También por esto, Octavio Sarmiento sentía más cariño por su hija Fátima, mientras que con Magdalena siempre mantenía una actitud distante.
Además, como a don Jonás Sarmiento no le agradaba Magdalena, desde pequeña la habían enviado a vivir con su abuela en Villa del Sauce, y no fue hasta los trece años, cuando su abuela falleció, que regresó a la familia Sarmiento.
Magdalena se quedó de pie, rígida. Beatriz intervino para sacarla del apuro:
—Suegro, falta solo medio mes para su cumpleaños número ochenta. Magdalena regresó especialmente para celebrarlo con usted —dijo, lanzándole una mirada significativa a la joven.
Magdalena fingió no verla y se quedó en silencio. De no haber sido por la insistencia de Beatriz, jamás habría regresado al país por una fiesta de cumpleaños que le parecía sin importancia.
En toda la familia Sarmiento, solo Beatriz y Fátima la trataban bien, pero desde que Fátima se casó con Lázaro Guzmán, se había formado una barrera entre ellas.
Para ser exactos, esa distancia era algo que solo ella sentía.
Fátima seguía tratándola como antes: cuando se enfermaba, se preocupaba por ella y estaba atenta a todas sus necesidades.
Pero Magdalena no podía superar el pasado, por lo que se alejaba intencionalmente de Fátima, y la relación entre las hermanas ya no era la misma.
Octavio Sarmiento no quería que el regreso de su hija menor arruinara la paz de la casa, así que apoyó a Beatriz:
—Papá, Magdalena me llamó hace unos días preguntando qué regalo le gustaría. Se ha esforzado mucho para prepararle algo especial.
Si Octavio no lo hubiera mencionado, a Magdalena se le habría olvidado por completo el asunto del regalo.
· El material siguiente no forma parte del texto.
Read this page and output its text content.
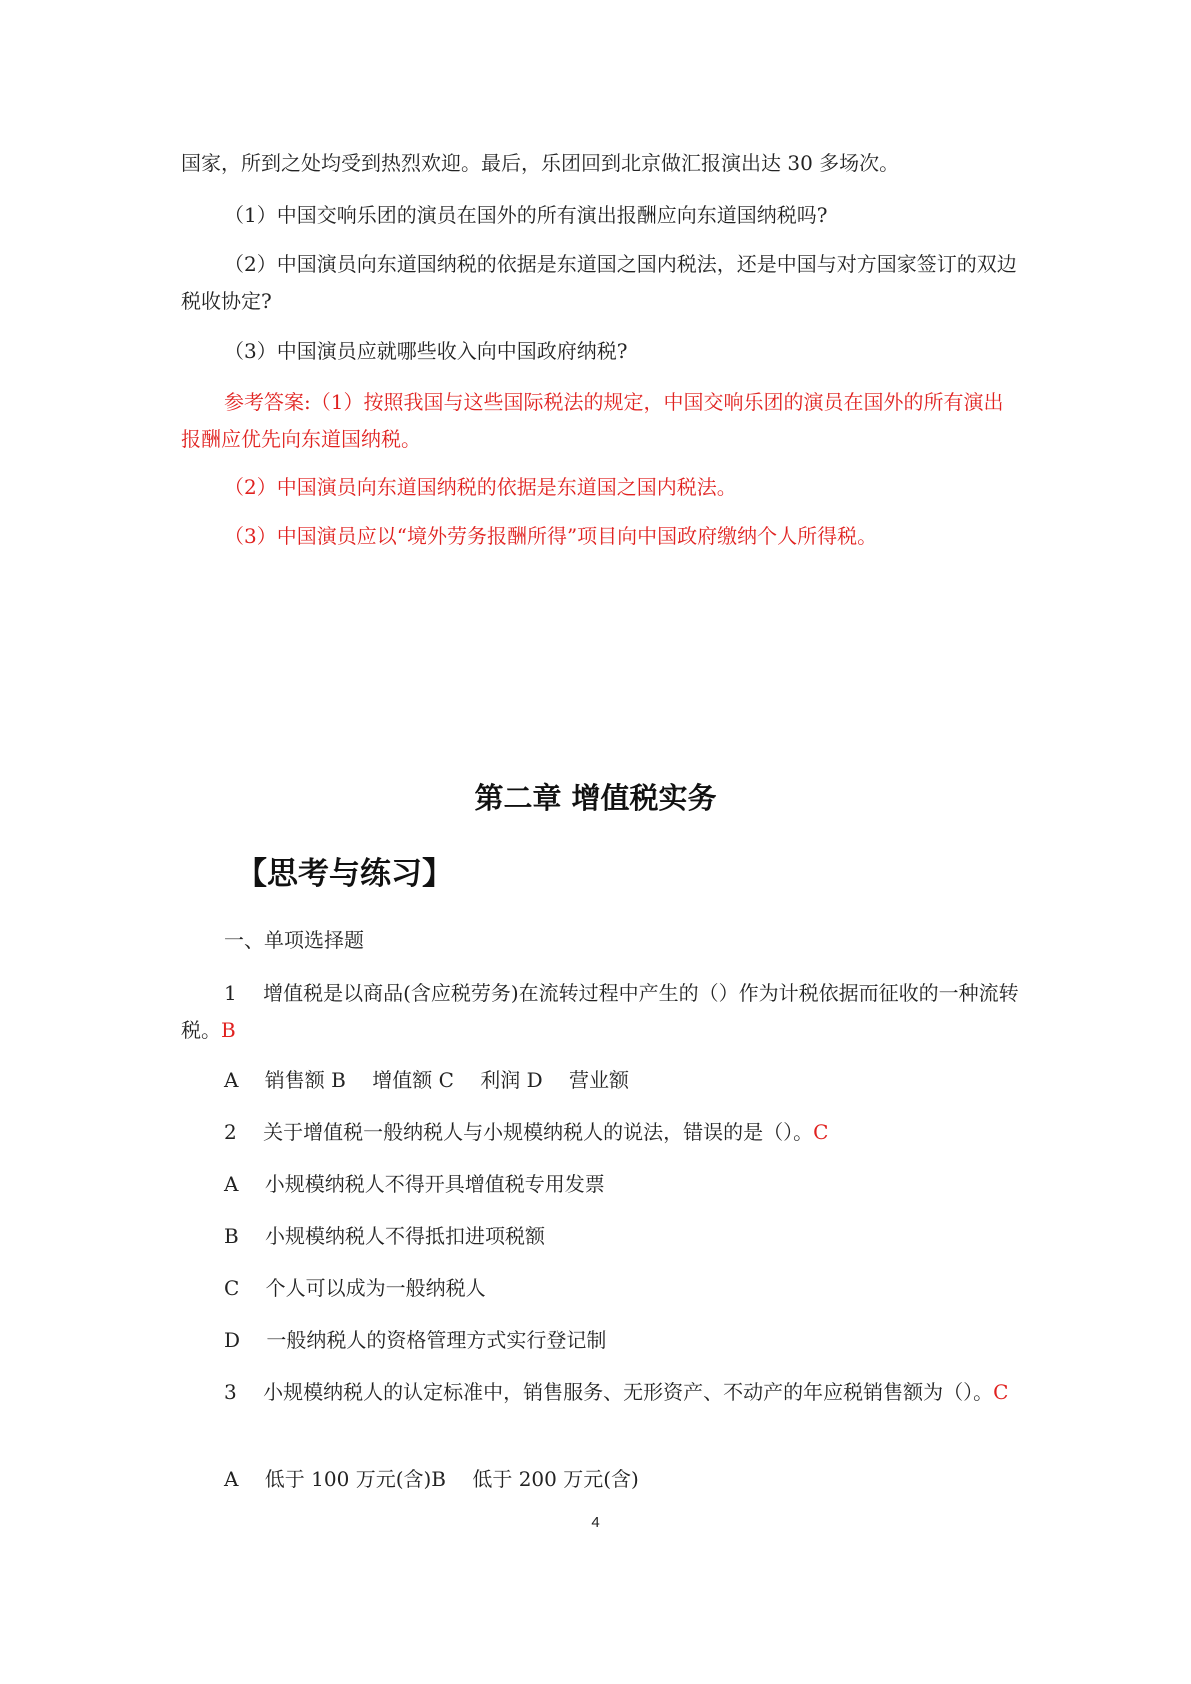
国家，所到之处均受到热烈欢迎。最后，乐团回到北京做汇报演出达 30 多场次。
（1）中国交响乐团的演员在国外的所有演出报酬应向东道国纳税吗?
（2）中国演员向东道国纳税的依据是东道国之国内税法，还是中国与对方国家签订的双边税收协定?
（3）中国演员应就哪些收入向中国政府纳税?
参考答案:（1）按照我国与这些国际税法的规定，中国交响乐团的演员在国外的所有演出报酬应优先向东道国纳税。
（2）中国演员向东道国纳税的依据是东道国之国内税法。
（3）中国演员应以“境外劳务报酬所得”项目向中国政府缴纳个人所得税。
第二章 增值税实务
【思考与练习】
一、单项选择题
1　 增值税是以商品(含应税劳务)在流转过程中产生的（）作为计税依据而征收的一种流转税。B
A　 销售额 B　 增值额 C　 利润 D　 营业额
2　 关于增值税一般纳税人与小规模纳税人的说法，错误的是（）。C
A　 小规模纳税人不得开具增值税专用发票
B　 小规模纳税人不得抵扣进项税额
C　 个人可以成为一般纳税人
D　 一般纳税人的资格管理方式实行登记制
3　 小规模纳税人的认定标准中，销售服务、无形资产、不动产的年应税销售额为（）。C
A　 低于 100 万元(含)B　 低于 200 万元(含)
4
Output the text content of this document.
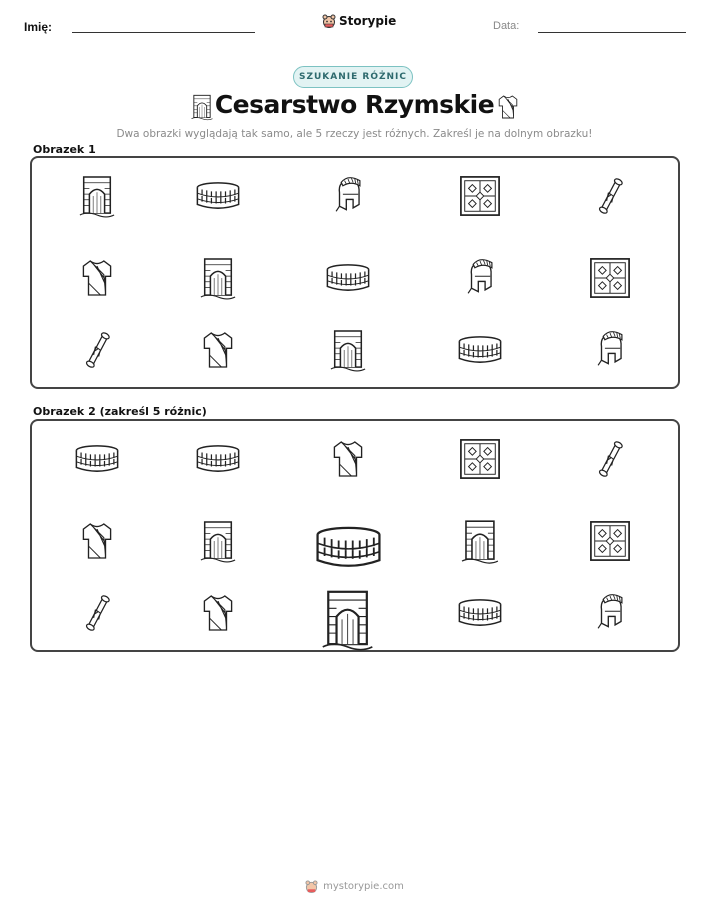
Imię:	Storypie	Data:
SZUKANIE RÓŻNIC
Cesarstwo Rzymskie
Dwa obrazki wyglądają tak samo, ale 5 rzeczy jest różnych. Zakreśl je na dolnym obrazku!
Obrazek 1
Obrazek 2 (zakreśl 5 różnic)
mystorypie.com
Menos mal que aún quedaba medio mes, tiempo suficiente para buscarle algo a don Jonás.
Al escuchar a Octavio, don Jonás se contuvo de hacer un coraje, aunque mantuvo el ceño fruncido.
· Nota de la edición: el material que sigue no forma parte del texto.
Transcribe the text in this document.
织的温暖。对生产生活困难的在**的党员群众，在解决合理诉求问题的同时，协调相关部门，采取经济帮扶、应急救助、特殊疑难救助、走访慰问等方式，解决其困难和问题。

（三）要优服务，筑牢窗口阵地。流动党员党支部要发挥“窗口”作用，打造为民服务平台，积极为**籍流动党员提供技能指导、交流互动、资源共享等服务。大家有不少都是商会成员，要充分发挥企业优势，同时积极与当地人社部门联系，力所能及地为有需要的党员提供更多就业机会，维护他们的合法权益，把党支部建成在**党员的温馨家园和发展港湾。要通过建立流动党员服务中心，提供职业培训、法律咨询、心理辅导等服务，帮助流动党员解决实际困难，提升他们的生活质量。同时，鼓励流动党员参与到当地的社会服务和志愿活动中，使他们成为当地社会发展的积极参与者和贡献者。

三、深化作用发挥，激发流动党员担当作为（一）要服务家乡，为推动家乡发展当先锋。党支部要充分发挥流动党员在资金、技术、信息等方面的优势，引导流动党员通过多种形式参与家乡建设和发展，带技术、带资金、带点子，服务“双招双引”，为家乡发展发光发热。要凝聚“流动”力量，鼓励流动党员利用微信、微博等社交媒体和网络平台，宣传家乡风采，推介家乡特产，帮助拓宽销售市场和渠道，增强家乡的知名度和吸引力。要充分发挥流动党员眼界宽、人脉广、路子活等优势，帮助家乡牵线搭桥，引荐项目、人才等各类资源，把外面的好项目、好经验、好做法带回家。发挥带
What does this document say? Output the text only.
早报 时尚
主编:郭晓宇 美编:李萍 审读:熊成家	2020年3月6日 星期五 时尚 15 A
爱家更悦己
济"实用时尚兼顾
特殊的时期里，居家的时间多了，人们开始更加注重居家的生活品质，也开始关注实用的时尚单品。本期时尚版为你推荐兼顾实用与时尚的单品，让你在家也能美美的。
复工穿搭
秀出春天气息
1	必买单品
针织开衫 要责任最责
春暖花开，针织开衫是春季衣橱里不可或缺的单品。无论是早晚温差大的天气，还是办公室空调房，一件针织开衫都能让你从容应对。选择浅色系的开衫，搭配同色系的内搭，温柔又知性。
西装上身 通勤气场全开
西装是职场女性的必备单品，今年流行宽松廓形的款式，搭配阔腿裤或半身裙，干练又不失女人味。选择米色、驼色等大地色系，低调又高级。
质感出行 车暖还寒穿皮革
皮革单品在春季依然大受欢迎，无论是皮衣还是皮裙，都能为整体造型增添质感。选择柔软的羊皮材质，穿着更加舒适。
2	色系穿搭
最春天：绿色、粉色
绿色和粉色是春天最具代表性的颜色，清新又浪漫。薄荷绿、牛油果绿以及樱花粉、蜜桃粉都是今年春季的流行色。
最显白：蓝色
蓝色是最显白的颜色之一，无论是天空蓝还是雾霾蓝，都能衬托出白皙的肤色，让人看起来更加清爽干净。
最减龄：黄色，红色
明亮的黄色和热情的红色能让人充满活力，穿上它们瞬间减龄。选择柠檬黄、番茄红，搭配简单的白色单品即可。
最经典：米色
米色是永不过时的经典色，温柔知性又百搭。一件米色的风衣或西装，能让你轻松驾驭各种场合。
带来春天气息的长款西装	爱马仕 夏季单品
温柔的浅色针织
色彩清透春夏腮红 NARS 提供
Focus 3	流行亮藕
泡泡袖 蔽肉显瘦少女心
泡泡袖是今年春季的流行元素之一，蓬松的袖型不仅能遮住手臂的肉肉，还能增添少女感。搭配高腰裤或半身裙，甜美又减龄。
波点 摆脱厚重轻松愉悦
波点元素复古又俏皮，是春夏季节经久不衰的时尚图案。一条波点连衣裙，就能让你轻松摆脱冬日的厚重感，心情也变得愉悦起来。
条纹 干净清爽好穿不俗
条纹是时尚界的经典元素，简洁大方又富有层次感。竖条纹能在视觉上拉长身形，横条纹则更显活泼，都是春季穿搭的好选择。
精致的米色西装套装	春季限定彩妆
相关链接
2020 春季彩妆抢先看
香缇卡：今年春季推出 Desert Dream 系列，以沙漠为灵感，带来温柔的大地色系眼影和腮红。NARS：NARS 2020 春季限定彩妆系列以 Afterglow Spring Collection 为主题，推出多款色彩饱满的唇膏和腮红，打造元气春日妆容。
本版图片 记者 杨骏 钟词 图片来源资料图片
A Magdalena no le importó. En sus recuerdos, el abuelo siempre la miraba con cara de pocos amigos.
La única vez que le había mostrado una sonrisa fue cuando, a los dieciséis años, logró entrar a la mejor preparatoria del estado con el primer lugar de su generación, la misma escuela a la que Fátima había entrado usando las influencias de la familia.
El teléfono de la sala sonó. Beatriz, que estaba justo al lado, contestó.
No se escuchó lo que decían del otro lado, pero ella respondió con una sonrisa radiante:
—Bien, todo estuvo muy bien. ¿Por qué no trajeron a Reina?
Fátima respondió con dulzura:
—Como íbamos a salir a cenar, era un poco complicado traerla.
Al caer la noche, el grupo llegó al restaurante y el mesero los guio hasta un salón privado.
Fátima se sentó a la derecha de don Jonás y se la pasó contando anécdotas divertidas que lo hacían soltar carcajadas.
Don Jonás hablaba de las costumbres de Auckland y de sus paisajes, y todos lo escuchaban fascinados.
La mesa entera conversaba animadamente; la única que permanecía en silencio era Magdalena, quien se sentía completamente fuera de lugar en esa reunión familiar.
Se sentía asfixiada, como si fuera una desconocida, así que, usando el baño como excusa, salió del salón.